Con su habitual manejo de escena, el ex presidente Ricardo Lagos irrumpió en el debate de la desaceleración, criticando la falta de decisión política para invertir en infraestructura y la lentitud de las concesiones en los últimos años. Con sus palabras, descolocó a La Moneda, que supongo calculó que era más beneficioso declararse en sintonía que entrar a pelear con el más estadista de los ex mandatarios de la Concertación. Pero el tema va más allá de un roce más entre los socios de la Nueva Mayoría. Las palabras de Lagos motivaron fuertes quejas de sectores más extremos, que ven tras las concesiones un intento de limitar la fuerza con la que el programa de Bachelet instala al Estado como eje en todas las áreas. Llegué a escuchar en la radio a un encendido detractor que acusaba a Lagos y compañía de querer “concesionar el país”.

El tono de la discusión que abrió Lagos parece llevar irremediablemente a la palabra concesión a la misma categoría basureada de otros términos como lucro, privatización, flexibilidad y subcontratación, entre otras.
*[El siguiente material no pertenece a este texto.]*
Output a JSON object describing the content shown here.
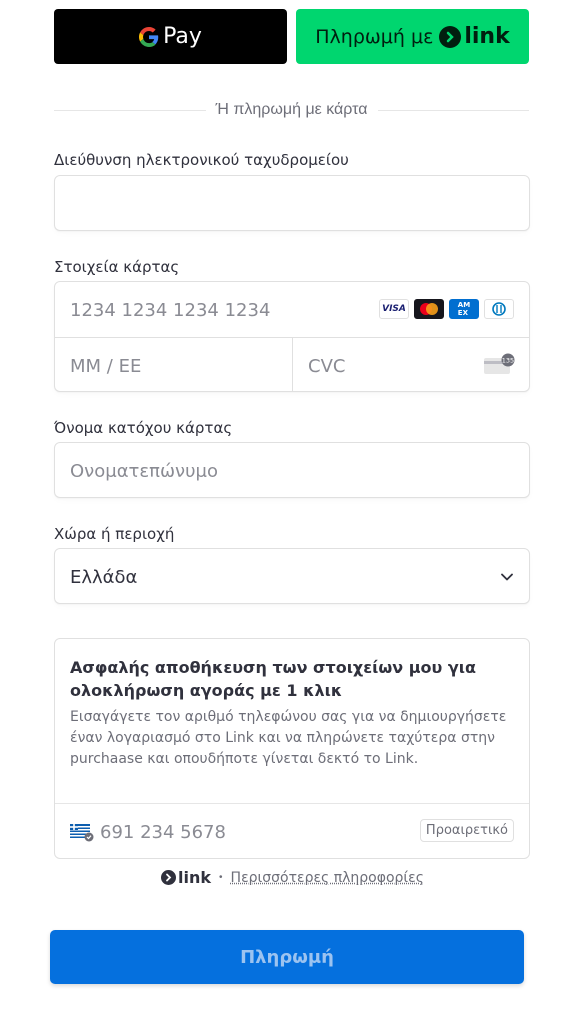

No fue de un día para otro: primero se transformaron en términos incómodos que se decían en voz baja, después se empezaron a evitar en el discurso político y ahora son derechamente ofensas. Un ejemplo: “Lucrar” a estas alturas es peor que abusar y más bien algunos lo están empezando a usar como sinónimo de robar. ¡Y lucrar es simplemente la ganancia que se percibe por una actividad! Lucra el señor que recibe un sueldo, lucra el taxista, lucra el que arrienda una casa, lucra el dentista, lucramos casi  todos.

Así como el lucro, las concesiones van camino a sumarse al glosario de palabras manchadas.

Y eso supone, una vez más, achicar la cancha a los privados en la sociedad. Lo más triste es que las concesiones suponen, en muchos casos, y contrariamente a lo que predican sus opositores, aumento de oferta pública. Los hospitales concesionados son más camas para las redes asistenciales. Así, al demonizar las concesiones, el mensaje es que ni siquiera los privados pueden aportar con su eficiencia en los procesos para aumentar el aparato estatal. A este paso, en unos años más va a tener que salir el Ministerio de Vivienda a contratar obreros de la construcción para levantar las viviendas sociales.

No nos engañemos. Las palabras que usamos van marcando nuestros destinos, quizás tanto como las acciones. El ejemplo más reciente es la instalación de consignas, como “Chile es el país más desigual del mundo” o “fin al lucro en la educación”, que nos tienen hoy sumidos en una ola de reformas mal enfocadas y peor diseñadas. Si en vez de esas, las frases, las pancartas, hubiesen dicho “Más crecimiento para un Chile sin pobreza” o “educación de calidad”, sin duda otro gallo cantaría.

No queda más que resistirse a seguir alargando la lista de palabras sensatas que pasan a ser abominables y tomar conciencia de que el cómo decimos algo es tan importante como lo que decimos. Podríamos partir estas semanas que vienen por hablar de “alza de impuestos” en vez de “reforma tributaria”. Y después seguir buscando cómo transmitir que tras la llamada “educación gratis y de calidad” para todos, que pregona el actual gobierno, no habrá ni gratuidad para los que lo necesitan ni mejor calidad, sólo pérdida de libertad que pagarán bien caro todos los estudiantes chilenos.